“Nessun essere umano indifferente al cibo è degno di fiducia”

M. V. Montalbán


18 marzo 2012

Glutammato di sodio: un nemico in cucina

Cos'è precisamente il glutammato di sodio?
Come sta ad indicare il nome, si tratta di sodio aggiunto al glutammato, un aminoacido presente in natura, che si trova nei cibi a più alto contenuto in proteine (come formaggio, carne, pesce, latte e alcune verdure).

Perchè è diventato così popolare fra cuochi e consumatori?
Perchè rappresenta l'ingrediente in grado di esaltare il gusto dei cibi come nessun altro. Inoltre il sapore del glutammato di sodio si differenzia dai classici 4 gusti dolce, amaro, acido e salato.
Il gusto è stato definito dagli occidentali "appetitoso/saporito", mentre in Giappone viene detto UMAMI.

E' un ingrediente sicuro?
La Food and Drug Administration ha riconosciuto il glutammato di sodio come un ingrediente sicuro per i consumatori.
Per gli anziani, il glutammato di sodio può comportare dei benefici da non ignorare: aggiungere l'ingrediente nelle minestre e negli stufati può rendere loro più gradevole e appetitoso il gusto dei cibi.
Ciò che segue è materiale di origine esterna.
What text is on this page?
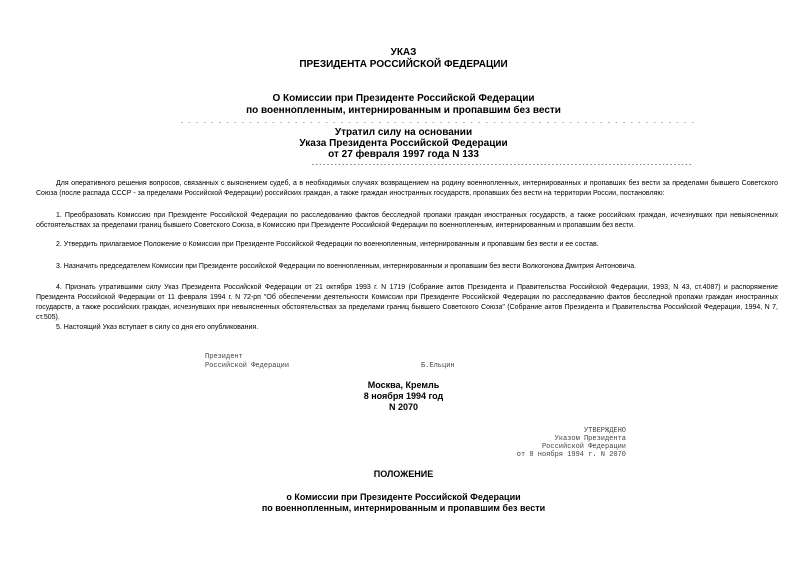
УКАЗ
ПРЕЗИДЕНТА РОССИЙСКОЙ ФЕДЕРАЦИИ
О Комиссии при Президенте Российской Федерации
по военнопленным, интернированным и пропавшим без вести
- - - - - - - - - - - - - - - - - - - - - - - - - - - - - - - - - - - - - - - - - - - - - - - - - - - - - - - - - - - - - - - - - - - -
Утратил силу на основании
Указа Президента Российской Федерации
от 27 февраля 1997 года N 133
----------------------------------------------------------------------------------------------------
Для оперативного решения вопросов, связанных с выяснением судеб, а в необходимых случаях возвращением на родину военнопленных, интернированных и пропавших без вести за пределами бывшего Советского Союза (после распада СССР - за пределами Российской Федерации) российских граждан, а также граждан иностранных государств, пропавших без вести на территории России, постановляю:
1. Преобразовать Комиссию при Президенте Российской Федерации по расследованию фактов бесследной пропажи граждан иностранных государств, а также российских граждан, исчезнувших при невыясненных обстоятельствах за пределами границ бывшего Советского Союза, в Комиссию при Президенте Российской Федерации по военнопленным, интернированным и пропавшим без вести.
2. Утвердить прилагаемое Положение о Комиссии при Президенте Российской Федерации по военнопленным, интернированным и пропавшим без вести и ее состав.
3. Назначить председателем Комиссии при Президенте российской Федерации по военнопленным, интернированным и пропавшим без вести Волкогонова Дмитрия Антоновича.
4. Признать утратившими силу Указ Президента Российской Федерации от 21 октября 1993 г. N 1719 (Собрание актов Президента и Правительства Российской Федерации, 1993, N 43, ст.4087) и распоряжение Президента Российской Федерации от 11 февраля 1994 г. N 72-рп "Об обеспечении деятельности Комиссии при Президенте Российской Федерации по расследованию фактов бесследной пропажи граждан иностранных государств, а также российских граждан, исчезнувших при невыясненных обстоятельствах за пределами границ бывшего Советского Союза" (Собрание актов Президента и Правительства Российской Федерации, 1994, N 7, ст.505).
5. Настоящий Указ вступает в силу со дня его опубликования.
Президент
Российской Федерации	Б.Ельцин
Москва, Кремль
8 ноября 1994 год
N 2070
УТВЕРЖДЕНО
Указом Президента
Российской Федерации
от 8 ноября 1994 г. N 2070
ПОЛОЖЕНИЕ
о Комиссии при Президенте Российской Федерации
по военнопленным, интернированным и пропавшим без вести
Infatti, con l'avanzare dell'età ,il senso dell'olfatto e del gusto possono indebolirsi. Questo indebolimento può causare ai più anziani la perdita di interesse nell'alimentarsi, ponendoli a  elevato rischio nutrizionale.
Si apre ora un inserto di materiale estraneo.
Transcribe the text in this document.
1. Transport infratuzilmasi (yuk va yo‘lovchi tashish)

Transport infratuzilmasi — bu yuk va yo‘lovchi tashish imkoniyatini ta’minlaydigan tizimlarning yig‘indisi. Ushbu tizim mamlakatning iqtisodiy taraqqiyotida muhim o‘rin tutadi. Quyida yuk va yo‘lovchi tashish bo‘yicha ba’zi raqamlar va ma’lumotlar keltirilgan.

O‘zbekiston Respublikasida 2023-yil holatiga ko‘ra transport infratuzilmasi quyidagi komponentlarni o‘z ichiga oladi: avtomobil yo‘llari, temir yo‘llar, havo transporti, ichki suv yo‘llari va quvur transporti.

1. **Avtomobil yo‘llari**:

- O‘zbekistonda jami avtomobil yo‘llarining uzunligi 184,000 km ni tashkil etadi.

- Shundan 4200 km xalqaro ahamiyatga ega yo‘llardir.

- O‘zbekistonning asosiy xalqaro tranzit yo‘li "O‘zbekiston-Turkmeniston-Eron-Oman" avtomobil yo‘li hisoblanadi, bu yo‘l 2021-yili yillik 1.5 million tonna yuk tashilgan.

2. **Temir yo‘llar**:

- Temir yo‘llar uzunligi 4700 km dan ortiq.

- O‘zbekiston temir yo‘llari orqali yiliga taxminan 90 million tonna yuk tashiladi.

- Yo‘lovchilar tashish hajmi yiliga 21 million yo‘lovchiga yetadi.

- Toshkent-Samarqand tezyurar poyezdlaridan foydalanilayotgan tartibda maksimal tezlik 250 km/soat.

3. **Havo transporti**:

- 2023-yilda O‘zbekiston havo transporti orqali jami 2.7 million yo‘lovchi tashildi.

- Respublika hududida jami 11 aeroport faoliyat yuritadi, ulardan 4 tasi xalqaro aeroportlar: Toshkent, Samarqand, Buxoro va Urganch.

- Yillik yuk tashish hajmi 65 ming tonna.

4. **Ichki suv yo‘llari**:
Possiamo consumarlo liberamente?
Ovviamente dobbiamo ricordare che il glutammato di sodio rappresenta uno dei sostituti del sale presenti in commercio, che in generale non sono consigliabili nè salutari per nessuno per il loro contenuto più o meno elevato di sodio.
I sostituti del sale  e tutti i prodotti che li contengono sono assolutamente sconsigliabili per coloro che soffrono di patologie renali e per coloro che soffrono di ipertensione arteriosa o ne sono a rischio.

Cosa è meglio preferire per insaporire i cibi mentre cuciniamo?
Erbe aromatiche (salvia, rosmarino, maggiorana, timo, basilico, ecc), aceto e succo di limone.

Impariamo a leggere le etichette nutrizionali, nelle quali il glutammato di sodio e altri esaltatori di sapidità si nascondono dietro le sigle che vanno da E620 a E625. 

Evitare i prodotti che comunemente contengono glutammato di sodio e altri sostituti del sale: dadi da cucina, carni in scatola, prodotti congelati e liofilizzati, salumi e piatti pronti.